When working with hospital staff members, Vahle asks them to address their own bias around adoption, so they can recognize the baggage they need to leave behind before stepping into that hospital room. Vahle also helps hospital staff to understand the depth of grief and loss birth parents experience, so they can help those families navigate that grief in the earliest phases of relinquishment.
“We talk about ambiguous loss and the grief birth mothers face,” Vahle said. “We have to reframe adoption for health care workers to understand it is loss — much as a stillbirth or neonatal demise would be. There’s so much loss in all of this. Our main goal is neutral, compassionate care at the bedside, so it gives people permission to feel all of these emotions without them being shadowed in judgment.”
The placing parents are not the only ones with grief to address. Often potential adoptive parents bury their infertility grief and it comes out later in inopportune parenting moments. By understanding how to manage their own grief and loss, these parents become more attuned and adept at helping their children face their own adoption losses later on.
Now, through this training, Vahle is teaching staff how to empower mothers to have control of their hospital experience. She teaches the hospital staff how to remain supportive of all parties involved, but especially to honor the wishes of the mother as she is truly the hospital’s patient, first and foremost.

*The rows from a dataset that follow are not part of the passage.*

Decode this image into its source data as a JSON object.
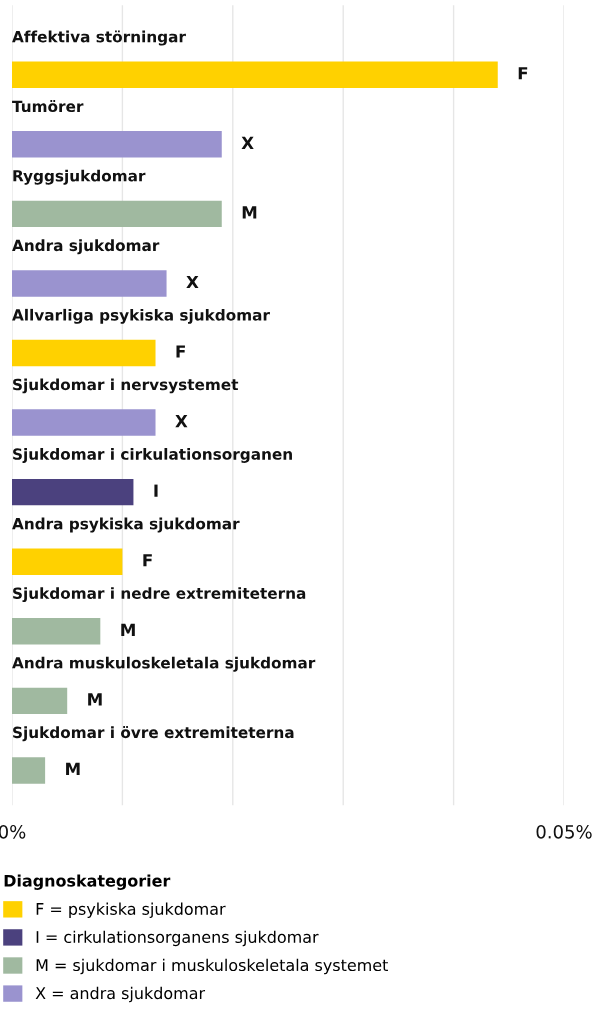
{
  "chart_data": {
    "type": "bar",
    "orientation": "horizontal",
    "categories": [
      "Affektiva störningar",
      "Tumörer",
      "Ryggsjukdomar",
      "Andra sjukdomar",
      "Allvarliga psykiska sjukdomar",
      "Sjukdomar i nervsystemet",
      "Sjukdomar i cirkulationsorganen",
      "Andra psykiska sjukdomar",
      "Sjukdomar i nedre extremiteterna",
      "Andra muskuloskeletala sjukdomar",
      "Sjukdomar i övre extremiteterna"
    ],
    "series": [
      {
        "name": "F = psykiska sjukdomar",
        "color": "#ffd100",
        "values": [
          0.044,
          null,
          null,
          null,
          0.013,
          null,
          null,
          0.01,
          null,
          null,
          null
        ],
        "value_labels": [
          "F",
          null,
          null,
          null,
          "F",
          null,
          null,
          "F",
          null,
          null,
          null
        ]
      },
      {
        "name": "I = cirkulationsorganens sjukdomar",
        "color": "#4b417e",
        "values": [
          null,
          null,
          null,
          null,
          null,
          null,
          0.011,
          null,
          null,
          null,
          null
        ],
        "value_labels": [
          null,
          null,
          null,
          null,
          null,
          null,
          "I",
          null,
          null,
          null,
          null
        ]
      },
      {
        "name": "M = sjukdomar i muskuloskeletala systemet",
        "color": "#a0b9a0",
        "values": [
          null,
          null,
          0.019,
          null,
          null,
          null,
          null,
          null,
          0.008,
          0.005,
          0.003
        ],
        "value_labels": [
          null,
          null,
          "M",
          null,
          null,
          null,
          null,
          null,
          "M",
          "M",
          "M"
        ]
      },
      {
        "name": "X = andra sjukdomar",
        "color": "#9a93cf",
        "values": [
          null,
          0.019,
          null,
          0.014,
          null,
          0.013,
          null,
          null,
          null,
          null,
          null
        ],
        "value_labels": [
          null,
          "X",
          null,
          "X",
          null,
          "X",
          null,
          null,
          null,
          null,
          null
        ]
      }
    ],
    "xlim": [
      0,
      0.05
    ],
    "xticks": [
      {
        "value": 0,
        "label": "0%"
      },
      {
        "value": 0.01,
        "label": null
      },
      {
        "value": 0.02,
        "label": null
      },
      {
        "value": 0.03,
        "label": null
      },
      {
        "value": 0.04,
        "label": null
      },
      {
        "value": 0.05,
        "label": "0.05%"
      }
    ],
    "grid": "x",
    "legend": "bottom",
    "legend_title": "Diagnoskategorier"
  }
}
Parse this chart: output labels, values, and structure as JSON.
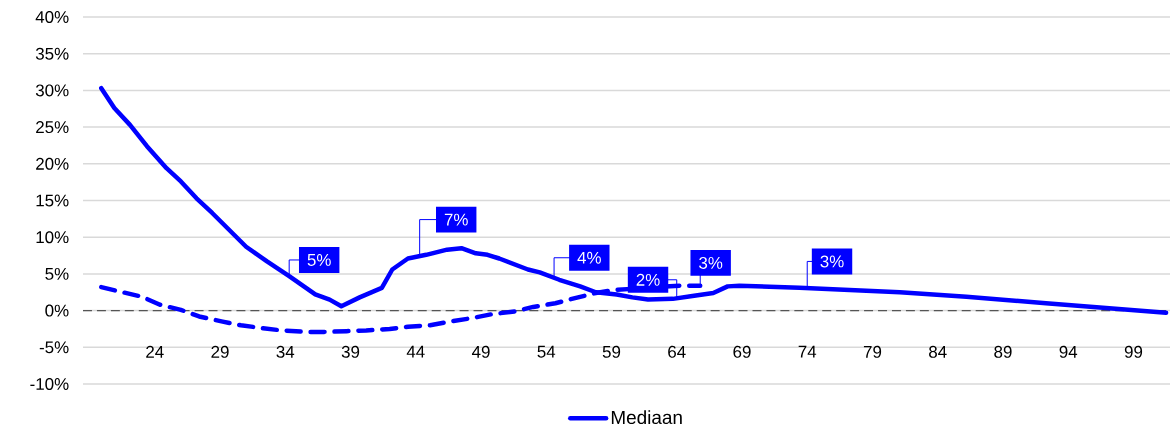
{
  "chart_data": {
    "type": "line",
    "xlim": [
      18.5,
      101.8
    ],
    "xticks": [
      24,
      29,
      34,
      39,
      44,
      49,
      54,
      59,
      64,
      69,
      74,
      79,
      84,
      89,
      94,
      99
    ],
    "ylim": [
      -10,
      40
    ],
    "yticks": [
      {
        "value": -10,
        "label": "-10%"
      },
      {
        "value": -5,
        "label": "-5%"
      },
      {
        "value": 0,
        "label": "0%"
      },
      {
        "value": 5,
        "label": "5%"
      },
      {
        "value": 10,
        "label": "10%"
      },
      {
        "value": 15,
        "label": "15%"
      },
      {
        "value": 20,
        "label": "20%"
      },
      {
        "value": 25,
        "label": "25%"
      },
      {
        "value": 30,
        "label": "30%"
      },
      {
        "value": 35,
        "label": "35%"
      },
      {
        "value": 40,
        "label": "40%"
      }
    ],
    "grid": "y",
    "legend": "bottom",
    "marker": "none",
    "series": [
      {
        "name": "Mediaan",
        "color": "#0000ff",
        "line_style": "solid",
        "x": [
          19.9,
          20.9,
          22.1,
          23.4,
          24.9,
          26,
          27.2,
          28.4,
          31,
          32.6,
          34.3,
          36.3,
          37.4,
          38.3,
          39.7,
          41.4,
          42.2,
          43.4,
          44.8,
          46.4,
          47.5,
          48.6,
          49.5,
          50.4,
          52.6,
          53.5,
          55,
          56.6,
          57.8,
          59.4,
          60.6,
          61.8,
          63.7,
          65.2,
          66.8,
          67.9,
          68.8,
          73.4,
          81.1,
          86.2,
          92.3,
          101.5
        ],
        "values": [
          30.3,
          27.6,
          25.3,
          22.4,
          19.4,
          17.6,
          15.3,
          13.3,
          8.7,
          6.7,
          4.7,
          2.2,
          1.5,
          0.6,
          1.8,
          3.1,
          5.6,
          7.1,
          7.6,
          8.3,
          8.5,
          7.8,
          7.6,
          7.1,
          5.6,
          5.2,
          4.2,
          3.3,
          2.5,
          2.2,
          1.8,
          1.5,
          1.6,
          2.0,
          2.4,
          3.3,
          3.4,
          3.1,
          2.5,
          1.9,
          1.0,
          -0.3
        ]
      },
      {
        "color": "#0000ff",
        "line_style": "dashed",
        "x": [
          19.9,
          21.3,
          23,
          24.4,
          26,
          27.4,
          29.2,
          30.6,
          32.3,
          33.7,
          35.6,
          37,
          38.7,
          40.2,
          42,
          43.4,
          45.1,
          46.6,
          48.4,
          49.8,
          51.6,
          53,
          54.7,
          56.2,
          57.8,
          59.2,
          64.2,
          65.8
        ],
        "values": [
          3.2,
          2.6,
          1.9,
          0.8,
          0.1,
          -0.8,
          -1.5,
          -2.0,
          -2.4,
          -2.7,
          -2.9,
          -2.9,
          -2.8,
          -2.7,
          -2.5,
          -2.2,
          -2.0,
          -1.5,
          -1.0,
          -0.5,
          -0.1,
          0.5,
          1.0,
          1.7,
          2.4,
          2.8,
          3.4,
          3.4
        ]
      }
    ],
    "ref_lines": [
      {
        "axis": "y",
        "value": 0,
        "color": "#555555",
        "line_style": "dashed"
      }
    ],
    "annotations": [
      {
        "text": "5%",
        "x": 34.3,
        "y": 4.7
      },
      {
        "text": "7%",
        "x": 44.3,
        "y": 7.4
      },
      {
        "text": "4%",
        "x": 54.6,
        "y": 4.3
      },
      {
        "text": "2%",
        "x": 64.0,
        "y": 1.7
      },
      {
        "text": "3%",
        "x": 65.8,
        "y": 3.4
      },
      {
        "text": "3%",
        "x": 74.0,
        "y": 3.0
      }
    ]
  }
}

“The patients really benefit because they have more voice,” Vahle said. “We are making sure she has that time in the hospital to do what she wants. She makes the calls. We’re making sure she can craft her goodbye. There’s never any right or wrong answer for the time she has in the hospital and should she choose to parent, we are there to help her with resources and will help her navigate the support she may need.”

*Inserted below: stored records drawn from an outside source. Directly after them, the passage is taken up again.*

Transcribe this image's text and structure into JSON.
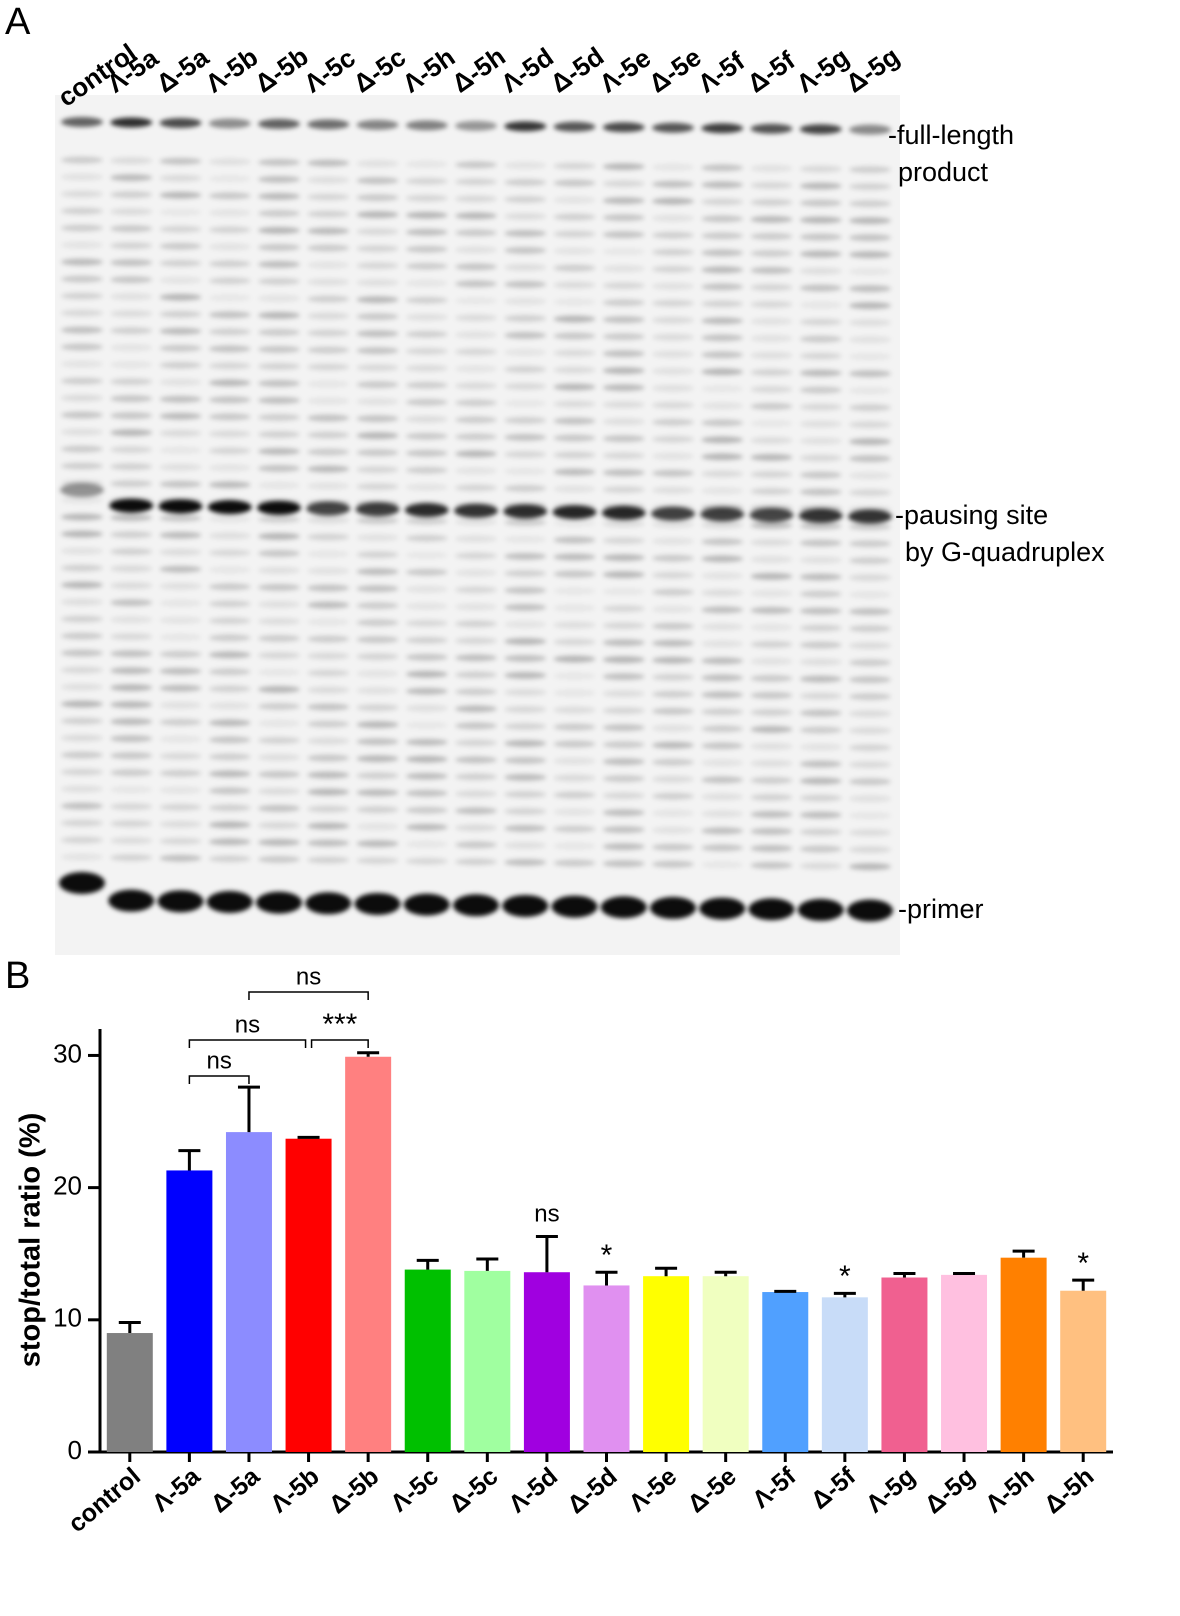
{
  "panel_a": {
    "label": "A",
    "lanes": [
      "control",
      "Λ-5a",
      "Δ-5a",
      "Λ-5b",
      "Δ-5b",
      "Λ-5c",
      "Δ-5c",
      "Λ-5h",
      "Δ-5h",
      "Λ-5d",
      "Δ-5d",
      "Λ-5e",
      "Δ-5e",
      "Λ-5f",
      "Δ-5f",
      "Λ-5g",
      "Δ-5g"
    ],
    "annotations": [
      "-full-length",
      "product",
      "-pausing site",
      "by G-quadruplex",
      "-primer"
    ]
  },
  "chart_data": {
    "type": "bar",
    "panel_label": "B",
    "y_label": "stop/total ratio (%)",
    "categories": [
      "control",
      "Λ-5a",
      "Δ-5a",
      "Λ-5b",
      "Δ-5b",
      "Λ-5c",
      "Δ-5c",
      "Λ-5d",
      "Δ-5d",
      "Λ-5e",
      "Δ-5e",
      "Λ-5f",
      "Δ-5f",
      "Λ-5g",
      "Δ-5g",
      "Λ-5h",
      "Δ-5h"
    ],
    "values": [
      9.0,
      21.3,
      24.2,
      23.7,
      29.9,
      13.8,
      13.7,
      13.6,
      12.6,
      13.3,
      13.3,
      12.1,
      11.7,
      13.2,
      13.4,
      14.7,
      12.2
    ],
    "errors": [
      0.8,
      1.5,
      3.4,
      0.1,
      0.3,
      0.7,
      0.9,
      2.7,
      1.0,
      0.6,
      0.3,
      0.05,
      0.3,
      0.3,
      0.1,
      0.5,
      0.8
    ],
    "colors": [
      "#808080",
      "#0000ff",
      "#8c8cff",
      "#ff0000",
      "#ff8080",
      "#00c000",
      "#a0ffa0",
      "#a000e0",
      "#e090f0",
      "#ffff00",
      "#f0ffc0",
      "#50a0ff",
      "#c8dcf8",
      "#f06090",
      "#ffc0e0",
      "#ff8000",
      "#ffc080"
    ],
    "ylim": [
      0,
      32
    ],
    "yticks": [
      0,
      10,
      20,
      30
    ],
    "annotations": [
      "ns",
      "ns",
      "***",
      "ns",
      "ns",
      "*",
      "*",
      "*"
    ]
  }
}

Doing this work for more than 11 years, Vahle has also recognized the challenges in her own adoption journey. In the beginning, Vahle said she thought the story started from when they took the baby home and lived happily ever after. What she didn’t realize was how the story really started much earlier with her own infertility journey and continues through today as she and her husband parent their teenagers.
“There were a lot of things I would have done differently in my own journey had I known better,” Vahle said. “I didn’t understand all the adoption shrapnel. I didn’t get that I needed to deal with our infertility. We often say adopting a child may solve the goal to be a parent, but it does not solve a couple’s infertility. No child should have that job.”
Vahle’s hope is that not only is she educating hospital staff on how to support patients making adoption plans, but also adoptive parents on how to navigate their adoption journey, including their own grief and loss.
“If we can all be aware, we can do it better,” Vahle said. “It’s proactive versus reactive.”
In launching Family to Family Support Network Vahle has had some criticism about how the program may be coercive to parents, trying to convince them to relinquish. However, because Family to Family Support Network is not tied to any agency and doesn’t receive any money from the adoption process itself, Vahle said the program has no vested interest in whether the prospective birth mother chooses to place or parent. The program is a training tool to teach hospital staff how to provide quality, neutral care to parents, extended family and potential adoptive families.
“We need to have these moms treated well regardless if they parent or place,” Vahle said.
“We’re constantly empowering the patient to voice her needs and wants. I don’t have a vested interest. I just want her to have peace with her decision.”